Yesterday I observed the Storybook lessons, which are vastly more easy to teach than the Backpack lessons, because they follow the same format every time. I also was able to look more closely at the lesson plans for Storybook and see exactly what I'll be doing. I'm feeling less nervous about those classes now. Today one of the other teachers will show me how to work with the lesson plans for the Backpack series, and then I'll begin planning everything for Monday! I already have copied a bunch of things, so the main thing to accomplish today is to write a script for my first Phonics 1 class.
Because the Phonics one class is the very lowest level we have, they will not understand anything really, so it is really important to use the same phrases all the time for things like classroom commands. So if I say "open your books to page such and such" next time I shouldn't say "Let's look at page such and such." That sort of variety in language won't be something that is helpful until they are much more advanced. So, I need to script myself until I remember which phrases I've used without having to read off the paper, so that they learn those commands really well.
It's kind of like when you're learning the lines for a play; until you learn your lines perfectly and some of the other actor's lines who speak before and after you, it can be hard to do any kind of improv, because you don't know where the scene is supposed to be heading. Same basic idea.
Some exciting things are coming up too! Tomorrow I will go and visit the other teacher's apartment building for lunch, and after I'm going with them to Chuncheon, and area in Seoul where my host family goes to church. I believe we are going to do some bike riding thing, though I'm not sure exactly what it is. Basically I'm trying to seize every opportunity I have to get to know everybody better.

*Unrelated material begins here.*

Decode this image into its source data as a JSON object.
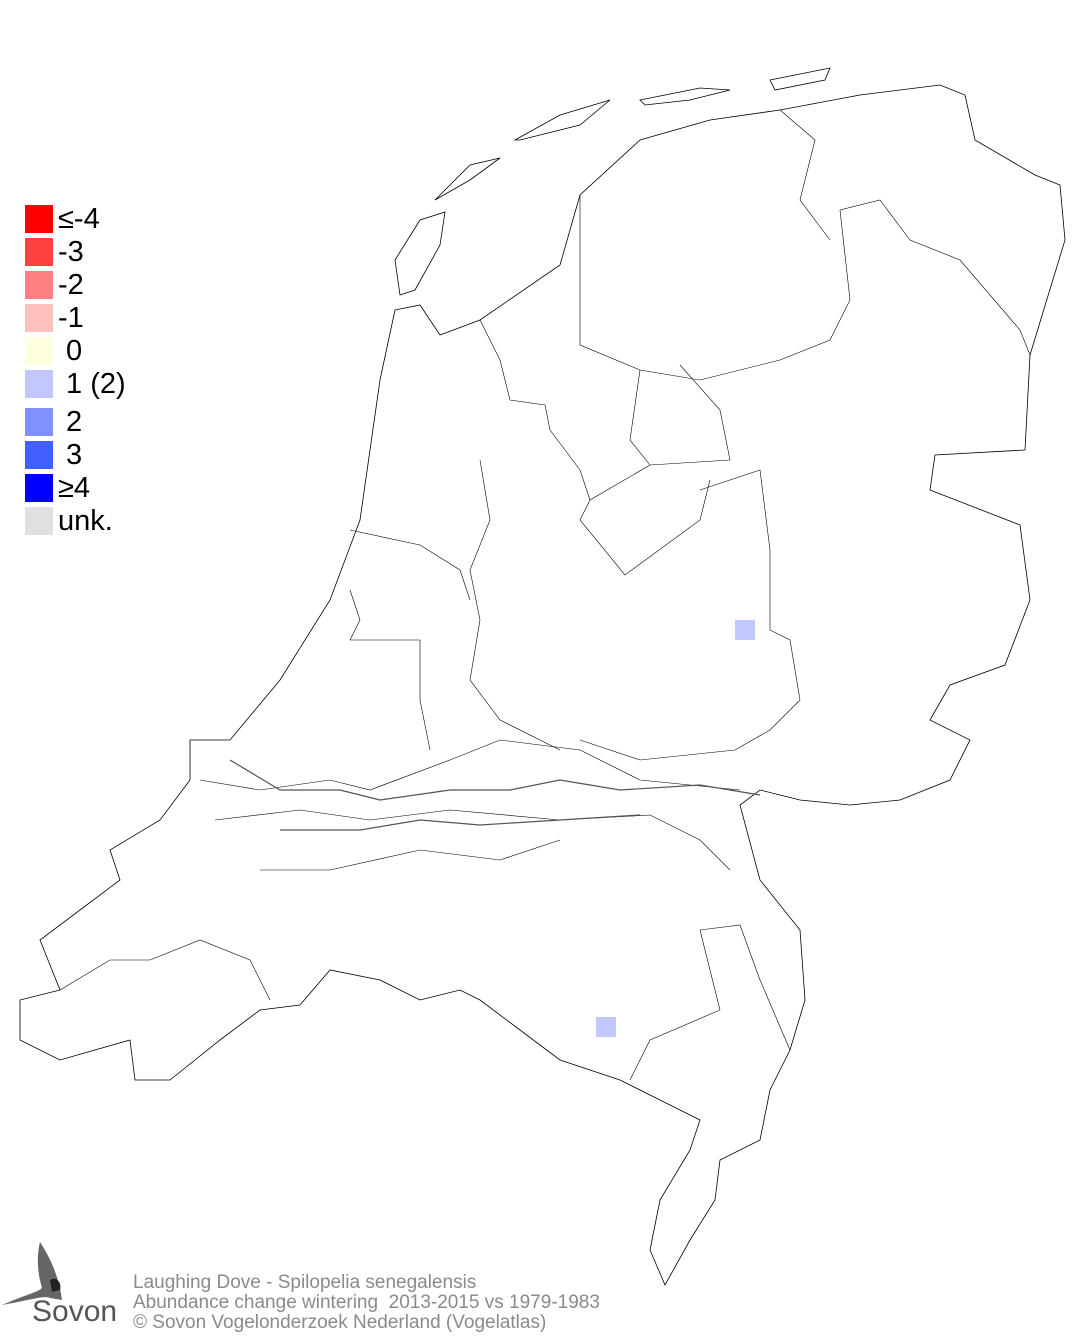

On June 6, there is a national holiday, so we have the day off. One of the student's mother's invited all the teachers to go have a tour of a folk village, so I will do that as well, which is something that I really wanted to do while I was here.
Last night Imo was late because she was working on mediating a reconciliation meeting between some students...it took almost 8 hours to come to a conclusion that both parties agreed to, and she finally arrived at about 10 pm. She works so hard! Anyway, because she was doing that and wasn't able to make dinner, Imobu took me to eat samgyupsal! It is basically like very thick bacon and is the best thing I've eaten here so far...oh my word so delicious. It was so fun to eat at a samgyupsal place too, since I've seen them in all the dramas I've watched. It was a little surreal.

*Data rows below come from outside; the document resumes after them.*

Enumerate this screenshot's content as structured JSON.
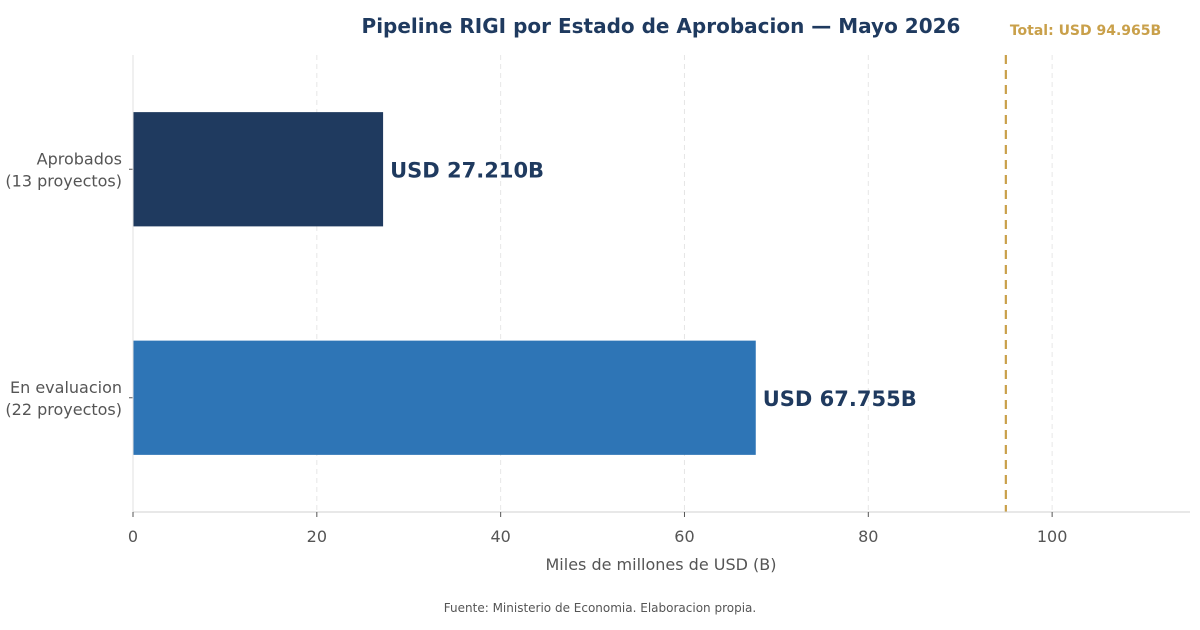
{
  "chart_data": {
    "type": "bar",
    "orientation": "horizontal",
    "title": "Pipeline RIGI por Estado de Aprobacion — Mayo 2026",
    "xlabel": "Miles de millones de USD (B)",
    "ylabel": "",
    "xlim": [
      0,
      115
    ],
    "xticks": [
      0,
      20,
      40,
      60,
      80,
      100
    ],
    "grid": "vertical dashed",
    "categories": [
      [
        "Aprobados",
        "(13 proyectos)"
      ],
      [
        "En evaluacion",
        "(22 proyectos)"
      ]
    ],
    "values": [
      27.21,
      67.755
    ],
    "value_labels": [
      "USD 27.210B",
      "USD 67.755B"
    ],
    "bar_colors": [
      "#1f3a5f",
      "#2e75b6"
    ],
    "reference_line": {
      "value": 94.965,
      "label": "Total: USD 94.965B",
      "color": "#c9a04a",
      "style": "dashed"
    },
    "source": "Fuente: Ministerio de Economia. Elaboracion propia."
  }
}
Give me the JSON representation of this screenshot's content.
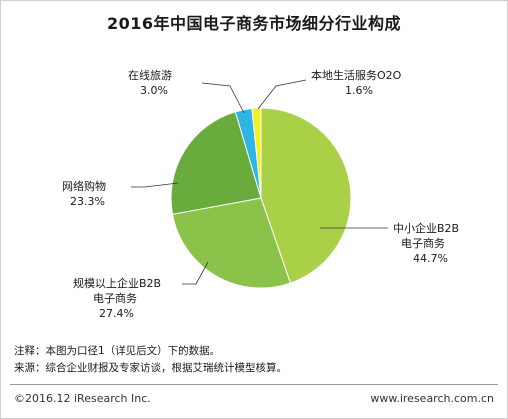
{
  "chart_data": {
    "type": "pie",
    "title": "2016年中国电子商务市场细分行业构成",
    "unit": "%",
    "slices": [
      {
        "label": "中小企业B2B电子商务",
        "label_lines": [
          "中小企业B2B",
          "电子商务"
        ],
        "value": 44.7,
        "display": "44.7%",
        "color": "#a9d047"
      },
      {
        "label": "规模以上企业B2B电子商务",
        "label_lines": [
          "规模以上企业B2B",
          "电子商务"
        ],
        "value": 27.4,
        "display": "27.4%",
        "color": "#8bc34a"
      },
      {
        "label": "网络购物",
        "label_lines": [
          "网络购物"
        ],
        "value": 23.3,
        "display": "23.3%",
        "color": "#6aab3d"
      },
      {
        "label": "在线旅游",
        "label_lines": [
          "在线旅游"
        ],
        "value": 3.0,
        "display": "3.0%",
        "color": "#2fb5e5"
      },
      {
        "label": "本地生活服务O2O",
        "label_lines": [
          "本地生活服务O2O"
        ],
        "value": 1.6,
        "display": "1.6%",
        "color": "#f4ee24"
      }
    ]
  },
  "notes": {
    "note1": "注释：本图为口径1（详见后文）下的数据。",
    "note2": "来源：综合企业财报及专家访谈，根据艾瑞统计模型核算。"
  },
  "footer": {
    "copyright": "©2016.12 iResearch Inc.",
    "website": "www.iresearch.com.cn"
  }
}
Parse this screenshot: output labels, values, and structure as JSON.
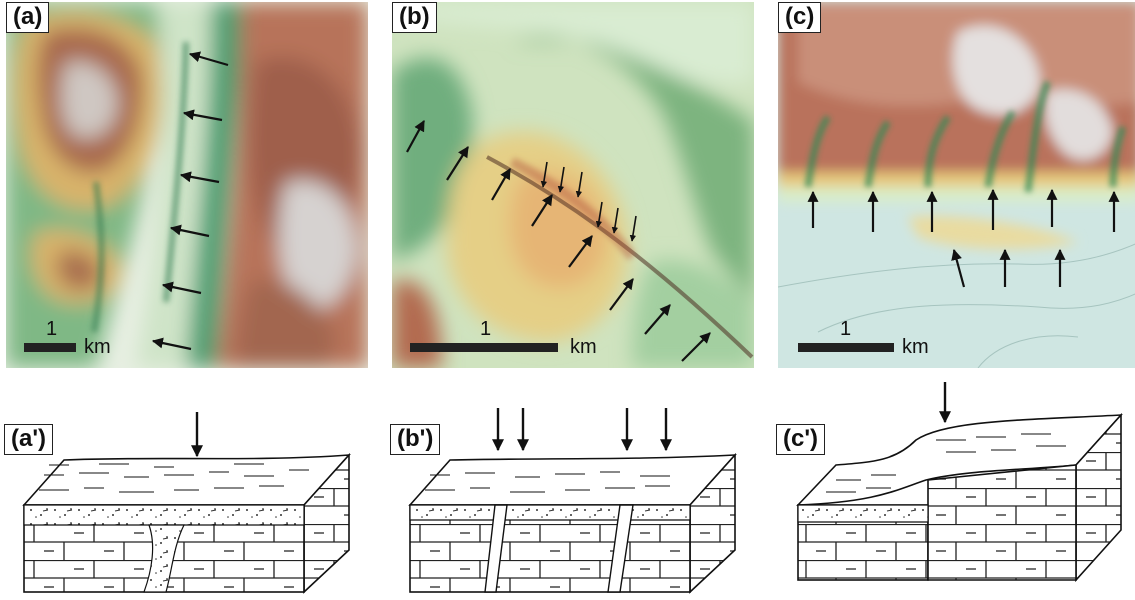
{
  "panels": {
    "a": {
      "label": "(a)",
      "scale_value": "1",
      "scale_unit": "km"
    },
    "b": {
      "label": "(b)",
      "scale_value": "1",
      "scale_unit": "km"
    },
    "c": {
      "label": "(c)",
      "scale_value": "1",
      "scale_unit": "km"
    }
  },
  "blocks": {
    "a": {
      "label": "(a')"
    },
    "b": {
      "label": "(b')"
    },
    "c": {
      "label": "(c')"
    }
  }
}
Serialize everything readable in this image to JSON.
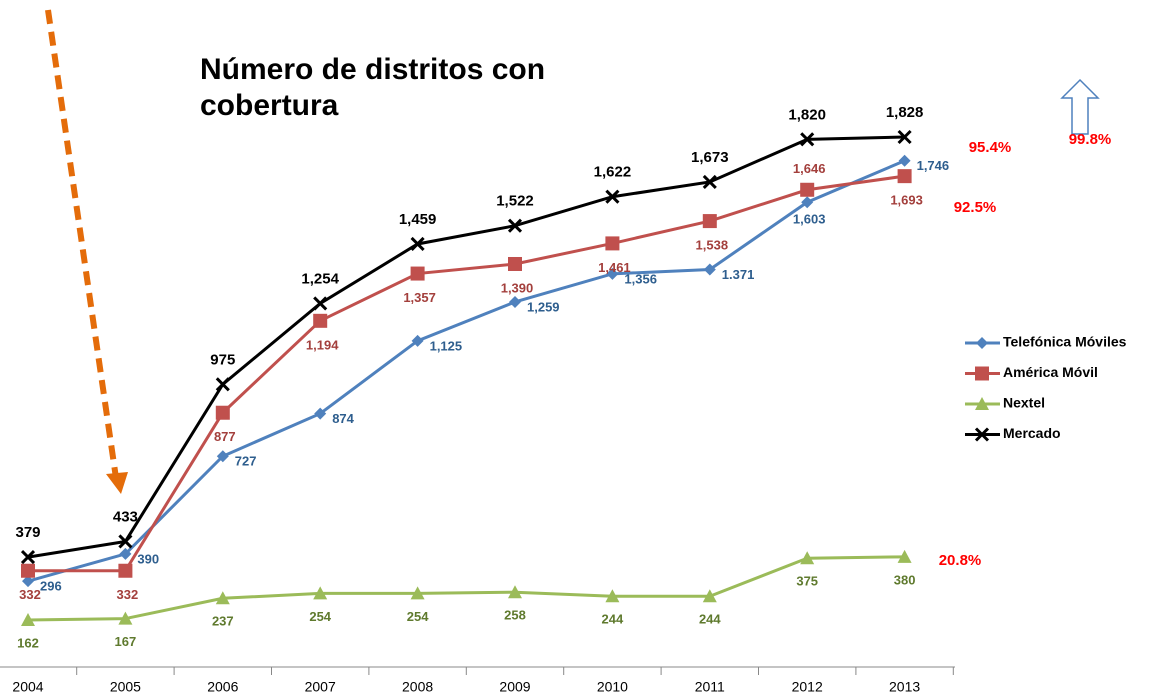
{
  "chart_data": {
    "type": "line",
    "title": "Número de distritos con cobertura",
    "categories": [
      "2004",
      "2005",
      "2006",
      "2007",
      "2008",
      "2009",
      "2010",
      "2011",
      "2012",
      "2013"
    ],
    "series": [
      {
        "name": "Telefónica Móviles",
        "color": "#4f81bd",
        "values": [
          296,
          390,
          727,
          874,
          1125,
          1259,
          1356,
          1371,
          1603,
          1746
        ],
        "value_labels": [
          "296",
          "390",
          "727",
          "874",
          "1,125",
          "1,259",
          "1,356",
          "1.371",
          "1,603",
          "1,746"
        ]
      },
      {
        "name": "América Móvil",
        "color": "#c0504d",
        "values": [
          332,
          332,
          877,
          1194,
          1357,
          1390,
          1461,
          1538,
          1646,
          1693
        ],
        "value_labels": [
          "332",
          "332",
          "877",
          "1,194",
          "1,357",
          "1,390",
          "1,461",
          "1,538",
          "1,646",
          "1,693"
        ]
      },
      {
        "name": "Nextel",
        "color": "#9bbb59",
        "values": [
          162,
          167,
          237,
          254,
          254,
          258,
          244,
          244,
          375,
          380
        ]
      },
      {
        "name": "Mercado",
        "color": "#000000",
        "values": [
          379,
          433,
          975,
          1254,
          1459,
          1522,
          1622,
          1673,
          1820,
          1828
        ],
        "value_labels": [
          "379",
          "433",
          "975",
          "1,254",
          "1,459",
          "1,522",
          "1,622",
          "1,673",
          "1,820",
          "1,828"
        ]
      }
    ],
    "annotations": [
      "95.4%",
      "99.8%",
      "92.5%",
      "20.8%"
    ]
  }
}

When we came back from samgyupsal we had some watermelon, and I worked a little on some online flashcards for Korean. Yoonhyun was watching, so I decided to pull out my Korean vocab sketchbook where I had been writing words and drawing pictures to accompany them. She loved that, and turned into a little teacher, correcting all my spelling. Imobu liked it too, and said I should copy the pages if I could. I think I'll bring the book to Connexus today and see if it's all right if I do that.
I don't have as much to write today, so I'll include a little from my Language Learning Journal that I kept before I came to Korea. It's just kind of a documentation of what it was like to be learning a language and my experiences with it. Here's a little snippet from it:
"Learning Korean is different from the other language learning experiences I’ve had, mostly because of the difference in alphabet. Even when I was learning French, it didn’t feel so awfully “different” from English. They both used the roman alphabet, there were words had that similarities, words that were even the same. The grammar was different of course, but it was moving in the same direction, Subject Verb Object or sometimes Subject Object Verb.
As
for Korean, the alphabet didn’t take long to learn, a few days of casual study.

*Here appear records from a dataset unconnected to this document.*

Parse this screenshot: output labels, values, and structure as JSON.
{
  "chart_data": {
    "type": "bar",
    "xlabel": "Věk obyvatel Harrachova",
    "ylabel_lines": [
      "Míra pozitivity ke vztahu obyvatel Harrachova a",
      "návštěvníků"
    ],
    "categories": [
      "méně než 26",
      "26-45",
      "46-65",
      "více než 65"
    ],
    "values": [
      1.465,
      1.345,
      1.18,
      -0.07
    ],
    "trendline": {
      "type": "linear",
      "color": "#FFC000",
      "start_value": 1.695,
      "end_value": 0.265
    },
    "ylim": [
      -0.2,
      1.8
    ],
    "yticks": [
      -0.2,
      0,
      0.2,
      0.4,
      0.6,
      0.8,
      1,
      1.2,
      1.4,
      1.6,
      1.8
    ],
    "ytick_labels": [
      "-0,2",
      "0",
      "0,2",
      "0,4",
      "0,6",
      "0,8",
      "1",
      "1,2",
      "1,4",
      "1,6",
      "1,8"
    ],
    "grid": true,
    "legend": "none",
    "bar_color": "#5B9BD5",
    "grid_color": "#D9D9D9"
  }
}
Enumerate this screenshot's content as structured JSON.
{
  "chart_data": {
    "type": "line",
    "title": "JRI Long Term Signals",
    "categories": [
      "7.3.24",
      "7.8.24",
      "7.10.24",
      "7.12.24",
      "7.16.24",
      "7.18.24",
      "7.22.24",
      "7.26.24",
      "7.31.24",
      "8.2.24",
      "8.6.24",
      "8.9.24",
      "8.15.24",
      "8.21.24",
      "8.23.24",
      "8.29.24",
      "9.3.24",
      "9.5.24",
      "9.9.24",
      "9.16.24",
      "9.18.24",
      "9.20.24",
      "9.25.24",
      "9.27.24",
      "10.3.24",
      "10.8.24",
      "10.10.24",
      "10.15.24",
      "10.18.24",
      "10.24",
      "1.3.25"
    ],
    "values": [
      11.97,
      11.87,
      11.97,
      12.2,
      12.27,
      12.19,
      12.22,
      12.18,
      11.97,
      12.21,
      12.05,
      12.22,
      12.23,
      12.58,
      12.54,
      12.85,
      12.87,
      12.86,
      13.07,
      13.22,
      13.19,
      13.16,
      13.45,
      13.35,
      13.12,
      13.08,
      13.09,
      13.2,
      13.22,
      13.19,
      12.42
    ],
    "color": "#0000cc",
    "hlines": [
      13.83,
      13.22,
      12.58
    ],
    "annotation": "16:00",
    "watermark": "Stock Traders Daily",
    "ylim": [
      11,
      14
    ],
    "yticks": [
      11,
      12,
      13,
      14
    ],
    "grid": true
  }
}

So, soon on I could, for the most part, slowly sound out Korean words, even if
I didn’t understand them....
Reflecting on what it is like to learn a language so
different from my mother tongue, I feel like it is the closest I am going to
get to learning language in general for the first time again. The alphabet, the
sounds, the grammar, all of them were unfamiliar, new. After studying a year,
these things are not quite so foreign anymore. Sometimes I feel like a baby,
frustrated with how familiar things sound yet I can’t make out the meaning;
feeling stifled when I sit down to write a journal entry in Korean because I
don’t know the words I want and naver.com feels like an unwanted training
wheel. But then I watch a drama and realize that though I looked away from the
screen for a moment and missed the subtitles, I understood everything the
character just said. Perhaps the next sentence is completely unintelligible,
but that brief moment spurs me on."
Abby the way you describe your script for teaching, Reminded of me of when I was using the Pimsleur language Training CDs. They do a lot of the exact scripting and then just change a couple things as you go on.
ReplyDeleteI feel like I have eyeballs in Korea when I read your blogs. Keep them coming.